Nor do I wish to imply that, because Woman is now anxious about the fate of Life and society, she is therefore developing or acquiring new powers of which neither her female ancestors nor her body can reveal the generating source. I say only that the most apprehensive and most sensitive of modern women are losing their faith in man because of the undoubted decline in his social instinct, and because of their having become aware of the danger that this entails to Life. I do not even mean to suggest that what they say on this subject is worthy of a moment’s attention. It is the fact that they feel the danger, that is important.
It now remains for me to differentiate between the Positive Man’s and the Positive Woman’s attitude to the sexual act itself. This is necessary, in fact indispensable; because upon a proper grasp of this matter a true and serviceable understanding of Woman largely depends.
I shall deal with Man first.
The Positive Man, who is necessarily the healthy and moral man, is faced by Woman as a temptation from a few years after puberty, practically until the end of his life. He is faced by her as a temptation very much in the same way as the child of my third chapter was faced by the heavy stone as a temptation. One of the first things he observes in regard to this temptation, however, is that it is not continuous, not constant, but intermittent and fitful. It is much more in the nature of an appetite that can be satisfied and momentarily stilled, a desire that can be met and gratified, than a need that never ceases, as for instance the need of air, or of food. What is more, the very satisfaction it is possible to give it, is the principal cause of its intermittent character. I do not, myself, believe in any feeling of disgust or repulsion arising in the male towards the female after a gratification of the male sexual appetite; I am convinced that where this occurs it is only the outcome of bestial excess; but I am certain that the appetite of the male, his desire, undoubtedly can and does remain quiescent for a space after its gratification, that it is possible for him during that quiescent period to act and live in a way which is absolutely, to all intents and purposes asexual, or indistinguishable from the asexual life.
The fact that the sexual act alone constitutes the whole of man’s share, the whole of his desire, and the whole of his physical concern, in regard to reproduction, and that for a space after its accomplishment he may be regarded as practically asexual, is so important in the understanding of Man’s attitude and his duty both to the world, to Life, and to Woman, that it cannot be too thoroughly understood.

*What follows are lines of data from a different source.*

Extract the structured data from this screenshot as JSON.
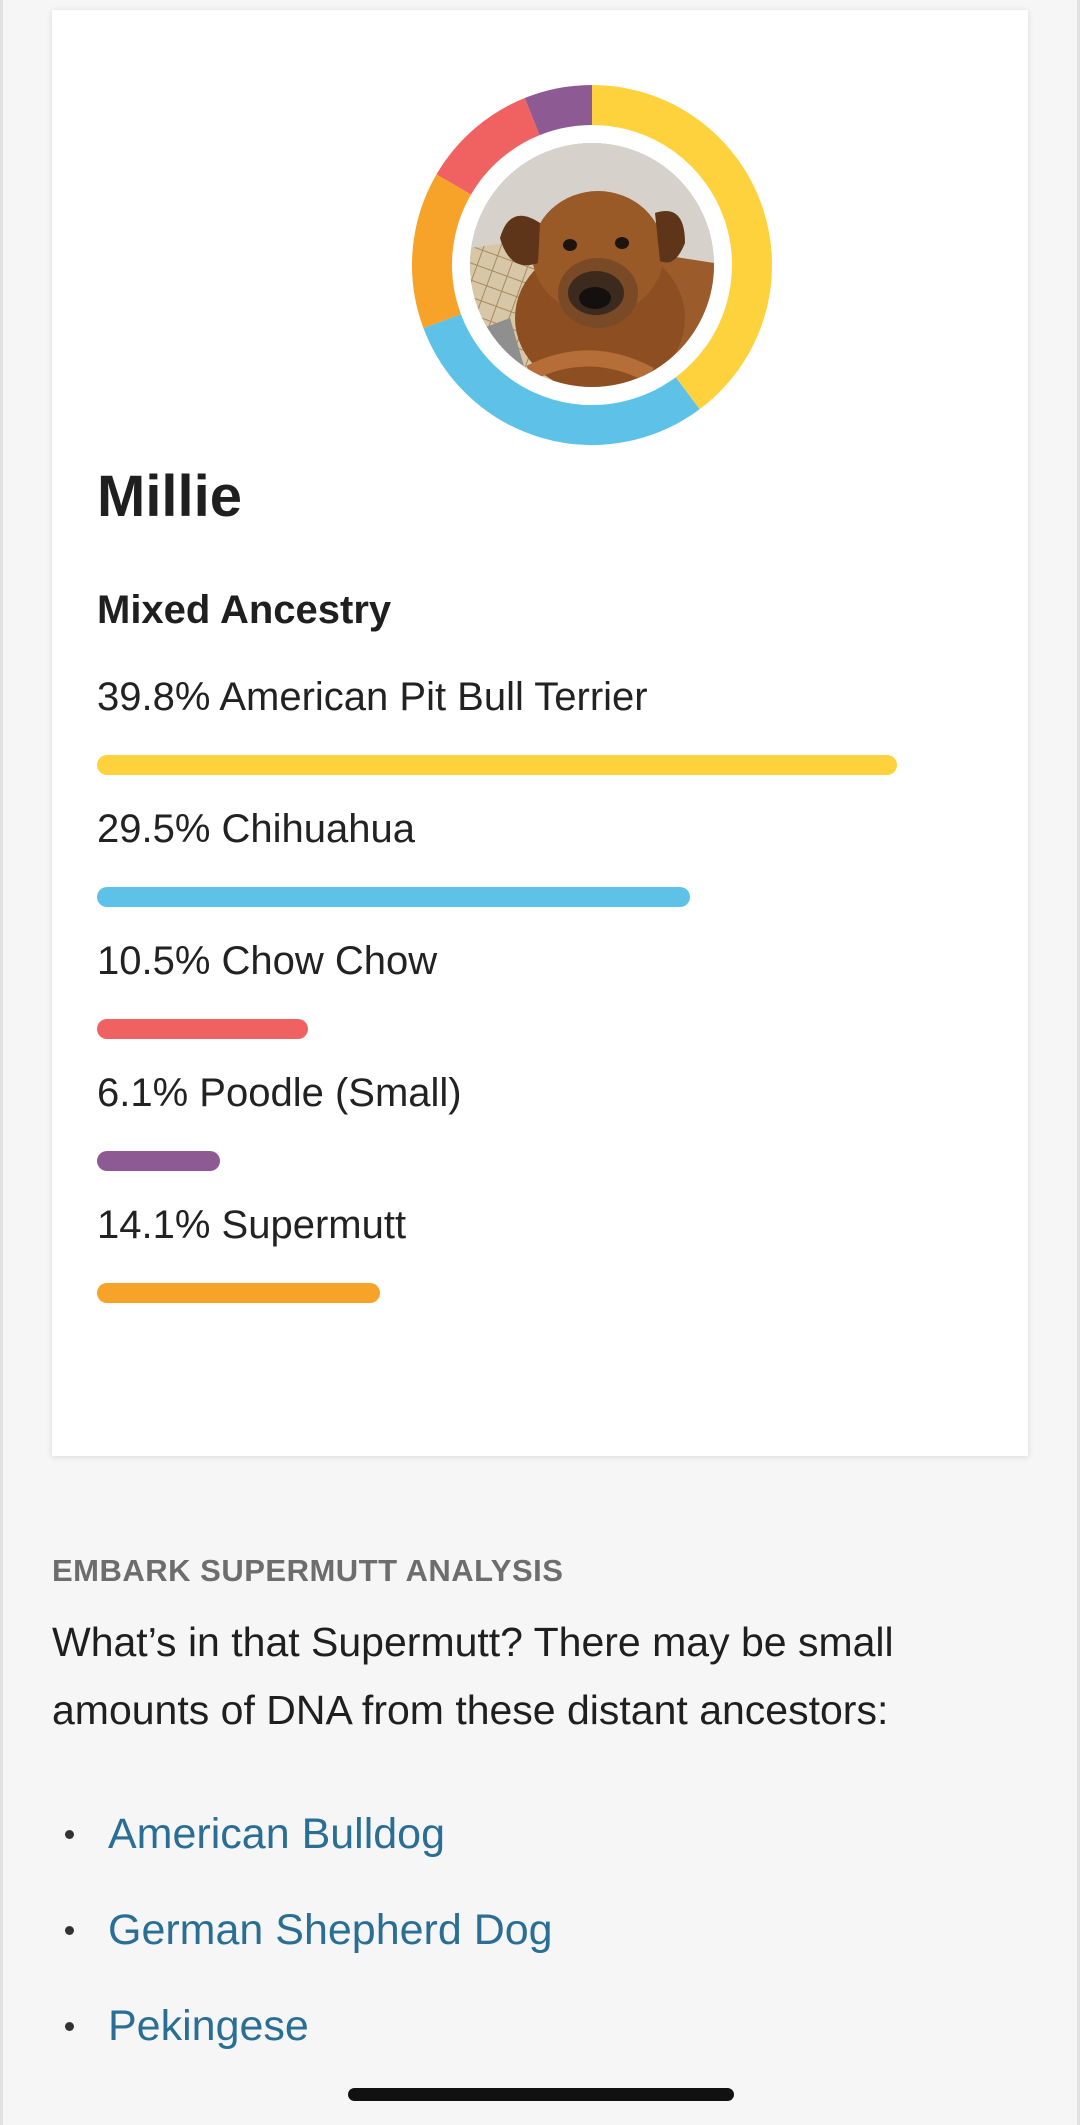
{
  "dog": {
    "name": "Millie"
  },
  "ancestry": {
    "title": "Mixed Ancestry",
    "breeds": [
      {
        "label": "39.8% American Pit Bull Terrier",
        "percent": 39.8,
        "color": "#fdd23c"
      },
      {
        "label": "29.5% Chihuahua",
        "percent": 29.5,
        "color": "#5ec2e8"
      },
      {
        "label": "10.5% Chow Chow",
        "percent": 10.5,
        "color": "#f06262"
      },
      {
        "label": "6.1% Poodle (Small)",
        "percent": 6.1,
        "color": "#8e5a94"
      },
      {
        "label": "14.1% Supermutt",
        "percent": 14.1,
        "color": "#f7a228"
      }
    ]
  },
  "donut_order": [
    0,
    1,
    4,
    2,
    3
  ],
  "supermutt": {
    "eyebrow": "EMBARK SUPERMUTT ANALYSIS",
    "text": "What’s in that Supermutt? There may be small amounts of DNA from these distant ancestors:",
    "ancestors": [
      "American Bulldog",
      "German Shepherd Dog",
      "Pekingese"
    ]
  },
  "colors": {
    "link": "#2a6e96",
    "background": "#f6f6f6",
    "card": "#ffffff"
  }
}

It is the fitful nature of Man’s sexual Life, the crescendo and diminuendo of his desire, that constitutes its principal characteristic. From the moment he rises from the couch—not refreshed, but having rejoined the continuous stream of Life for a moment, only to pay it tribute—he becomes for a while purely social, purely asexual, turning his mind to other matters, pleased to turn his mind to other matters, and retaining the woman who is his mate, no longer from pure desire (let all women thoroughly grasp this), but from pure morality, pure sociability;—aye! and supporting her children too, no longer as a sexual accomplice or confederate, but as a social agent, prompted thereto by his social instinct.
This state of asexuality, or pure sociability, lasts until the next longing for the stream of Life seizes him once more; but even then again, it is his social instinct that guides him in the way in which he should gratify it, and the way he should meet the responsibilities arising from having gratified it.